Pergeseran-pergeseran
karena teknologi itu sebenarnya bisa kita atasi dengan cara yang sederhana.
Dengan lebih mencintai dunia literasi—khususnya membaca dan menulis. Bahkan
sebuah sumber menyatakan bahwa membaca dan menulis lebih disukai oleh
perempuan, sama seperti Kartini. Hal ini karena di dalam otak perempuan, ruang
khusus untuk bahasa ukurannya lebih besar jika dibandingkan dengan laki-laki.
Teori ini juga diperkuat dengan “fenomena membaca di dalam transportasi umum” yang
banyak dilakukan oleh perempuan.
Perempuan-perempuan
yang mencintai dunia literasi inilah yang seharusnya menjadi gerbang utama,
Kartini masa kini, dalam membentuk karakter-karakter bangsa yang berbudaya.
Bayangkan saja jika kita sebagai perempuan menyebarkan virus-virus “cinta”

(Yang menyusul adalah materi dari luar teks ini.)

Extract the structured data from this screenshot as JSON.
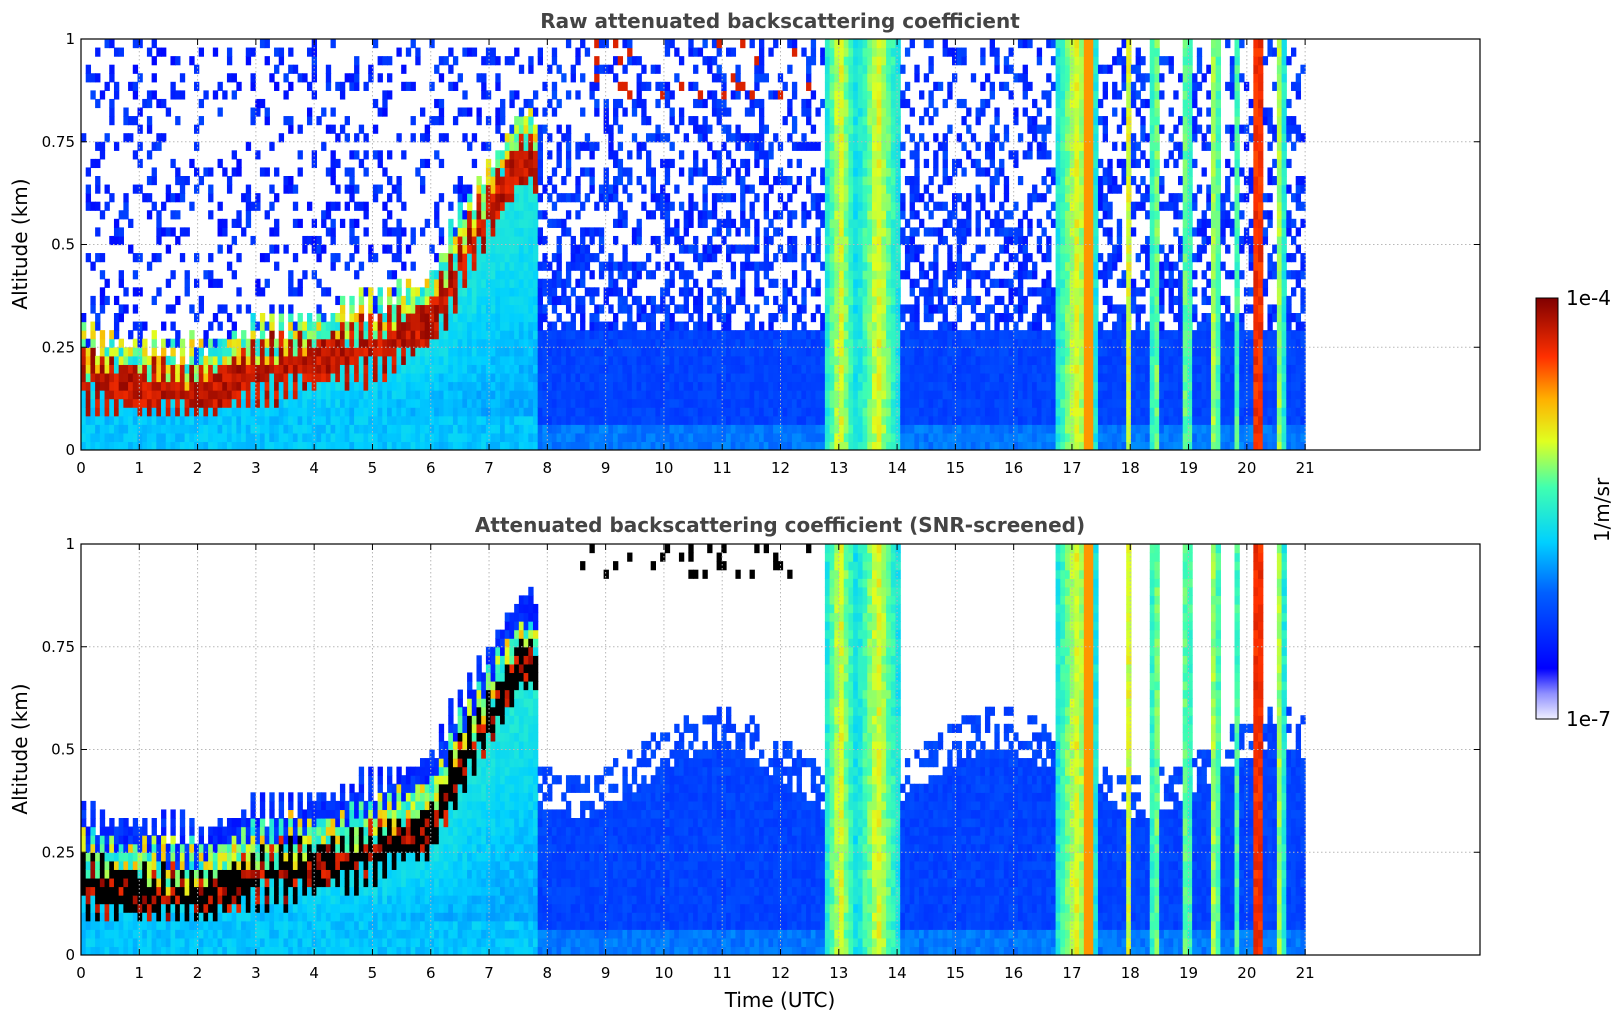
{
  "chart_data": [
    {
      "type": "heatmap",
      "title": "Raw attenuated backscattering coefficient",
      "xlabel": "",
      "ylabel": "Altitude (km)",
      "xlim": [
        0,
        24
      ],
      "ylim": [
        0,
        1
      ],
      "x_ticks": [
        "0",
        "1",
        "2",
        "3",
        "4",
        "5",
        "6",
        "7",
        "8",
        "9",
        "10",
        "11",
        "12",
        "13",
        "14",
        "15",
        "16",
        "17",
        "18",
        "19",
        "20",
        "21"
      ],
      "y_ticks": [
        "0",
        "0.25",
        "0.5",
        "0.75",
        "1"
      ],
      "grid": true,
      "data_end_time": 21,
      "screened": false,
      "features": {
        "boundary_layer_top_km": [
          {
            "t": 0,
            "z": 0.22
          },
          {
            "t": 1,
            "z": 0.2
          },
          {
            "t": 2,
            "z": 0.18
          },
          {
            "t": 3,
            "z": 0.24
          },
          {
            "t": 4,
            "z": 0.26
          },
          {
            "t": 5,
            "z": 0.3
          },
          {
            "t": 6,
            "z": 0.36
          },
          {
            "t": 6.5,
            "z": 0.5
          },
          {
            "t": 7,
            "z": 0.62
          },
          {
            "t": 7.5,
            "z": 0.75
          }
        ],
        "precipitation_columns_utc": [
          [
            12.75,
            13.3
          ],
          [
            13.3,
            14.05
          ],
          [
            16.7,
            17.45
          ],
          [
            17.9,
            18.05
          ],
          [
            18.35,
            18.5
          ],
          [
            18.9,
            19.05
          ],
          [
            19.35,
            19.55
          ],
          [
            19.75,
            19.85
          ],
          [
            20.1,
            20.3
          ],
          [
            20.5,
            20.65
          ]
        ]
      }
    },
    {
      "type": "heatmap",
      "title": "Attenuated backscattering coefficient (SNR-screened)",
      "xlabel": "Time (UTC)",
      "ylabel": "Altitude (km)",
      "xlim": [
        0,
        24
      ],
      "ylim": [
        0,
        1
      ],
      "x_ticks": [
        "0",
        "1",
        "2",
        "3",
        "4",
        "5",
        "6",
        "7",
        "8",
        "9",
        "10",
        "11",
        "12",
        "13",
        "14",
        "15",
        "16",
        "17",
        "18",
        "19",
        "20",
        "21"
      ],
      "y_ticks": [
        "0",
        "0.25",
        "0.5",
        "0.75",
        "1"
      ],
      "grid": true,
      "data_end_time": 21,
      "screened": true
    }
  ],
  "colorbar": {
    "label": "1/m/sr",
    "max_label": "1e-4",
    "min_label": "1e-7",
    "scale": "log",
    "range": [
      1e-07,
      0.0001
    ],
    "colormap": "jet"
  }
}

membaca dan menulis, bisa jadi orang yang melihat akan terkena virus ini dan
kemudian menyebarkan kembali kepada orang lain. Begitulah seterusnya sampai
benih-benih generas setelahnya mencintai literasi.
Tidak
dipungkiri lagi bahwa karakter generasi milenial yang pada awalnya berkiblat
pada teknologi bisa kembali pada literasi murni. Salah satu jalannya adalah
dengan menempatkan perempuan sebagai penggerak literasi untuk menuju Indonesia
yang berbudaya. Dengan begitu, ide-ide yang muncul akan dituangkan ke dalam
tulisan dan mempengaruhi bangsa ini ke depannya, sama seperti Kartini. Karena,
kita adalah Kartini masa kini, Kartini yang mencintai literasi, dan Kartini
yang mencintai tanah air Indonesia.
Salam, Kartini era
milenial yang menggeluti bidang literasi lokal.